Civil parish in Hertfordshire, England

St Stephen is a civil parish in the St Albans City and District in Hertfordshire, England. It is located approximately 17 mi north-northwest of central London, straddling the M25 motorway and immediately adjacent to the southern boundary of St Albans. St Stephen is a partly urbanised parish with multiple centres of activity and open land that forms part of the Metropolitan Green Belt. The local council is St Stephen Parish Council. The parish covers Bricket Wood, Chiswell Green, Frogmore, Colney Street, How Wood and Park Street. It is an ancient parish, and sections of it were transferred to St Albans progressively up to 1935. At the 2011 census it had a population of 13,865.

==History==
St Stephen is an ancient parish named after the 10th century St Stephen's Church in St Albans.
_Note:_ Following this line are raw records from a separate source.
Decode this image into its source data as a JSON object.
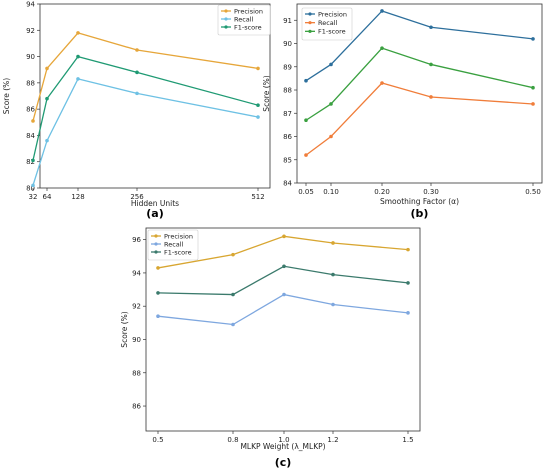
{
  "chart_data": [
    {
      "type": "line",
      "caption": "(a)",
      "xlabel": "Hidden Units",
      "ylabel": "Score (%)",
      "x": [
        32,
        64,
        128,
        256,
        512
      ],
      "x_tick_labels": [
        "32",
        "64",
        "128",
        "256",
        "512"
      ],
      "ylim": [
        80,
        94
      ],
      "y_ticks": [
        80,
        82,
        84,
        86,
        88,
        90,
        92,
        94
      ],
      "legend_position": "top-right",
      "series": [
        {
          "name": "Precision",
          "color": "#e6a63a",
          "values": [
            85.1,
            89.1,
            91.8,
            90.5,
            89.1
          ]
        },
        {
          "name": "Recall",
          "color": "#6ec1e4",
          "values": [
            80.2,
            83.6,
            88.3,
            87.2,
            85.4
          ]
        },
        {
          "name": "F1-score",
          "color": "#1f9a73",
          "values": [
            82.1,
            86.8,
            90.0,
            88.8,
            86.3
          ]
        }
      ]
    },
    {
      "type": "line",
      "caption": "(b)",
      "xlabel": "Smoothing Factor (α)",
      "ylabel": "Score (%)",
      "x": [
        0.05,
        0.1,
        0.2,
        0.3,
        0.5
      ],
      "x_tick_labels": [
        "0.05",
        "0.10",
        "0.20",
        "0.30",
        "0.50"
      ],
      "ylim": [
        84,
        91.7
      ],
      "y_ticks": [
        84,
        85,
        86,
        87,
        88,
        89,
        90,
        91
      ],
      "legend_position": "top-left",
      "series": [
        {
          "name": "Precision",
          "color": "#2d6f9c",
          "values": [
            88.4,
            89.1,
            91.4,
            90.7,
            90.2
          ]
        },
        {
          "name": "Recall",
          "color": "#f07d3a",
          "values": [
            85.2,
            86.0,
            88.3,
            87.7,
            87.4
          ]
        },
        {
          "name": "F1-score",
          "color": "#3aa040",
          "values": [
            86.7,
            87.4,
            89.8,
            89.1,
            88.1
          ]
        }
      ]
    },
    {
      "type": "line",
      "caption": "(c)",
      "xlabel": "MLKP Weight (λ_MLKP)",
      "ylabel": "Score (%)",
      "x": [
        0.5,
        0.8,
        1.0,
        1.2,
        1.5
      ],
      "x_tick_labels": [
        "0.5",
        "0.8",
        "1.0",
        "1.2",
        "1.5"
      ],
      "ylim": [
        84.5,
        96.7
      ],
      "y_ticks": [
        86,
        88,
        90,
        92,
        94,
        96
      ],
      "legend_position": "top-left",
      "series": [
        {
          "name": "Precision",
          "color": "#d8a631",
          "values": [
            94.3,
            95.1,
            96.2,
            95.8,
            95.4
          ]
        },
        {
          "name": "Recall",
          "color": "#7ea7df",
          "values": [
            91.4,
            90.9,
            92.7,
            92.1,
            91.6
          ]
        },
        {
          "name": "F1-score",
          "color": "#3b7a6c",
          "values": [
            92.8,
            92.7,
            94.4,
            93.9,
            93.4
          ]
        }
      ]
    }
  ]
}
Part of the parish was within the Municipal Borough of St Albans from 1835 until 1894. The part within the borough was transferred to the parish of St Albans in 1894.

The remaining part of the parish became part of St Albans Rural District in 1894 and the St Stephen Parish Council was created.

335 acres of the parish were transferred to St Albans in 1913 and 712 acres in 1935.

==Government==
St Stephen Parish Council is elected from wards as follows:
- Bricket Wood (4 councillors)
- Chiswell Green (3 councillors)
- Park Street (5 councillors)
The parish council offices are in Bricket Wood.

==Geography==
The parish is located to the southwest of St Albans and includes the areas of Bricket Wood, Chiswell Green, Colney Street, Frogmore, How Wood and Park Street.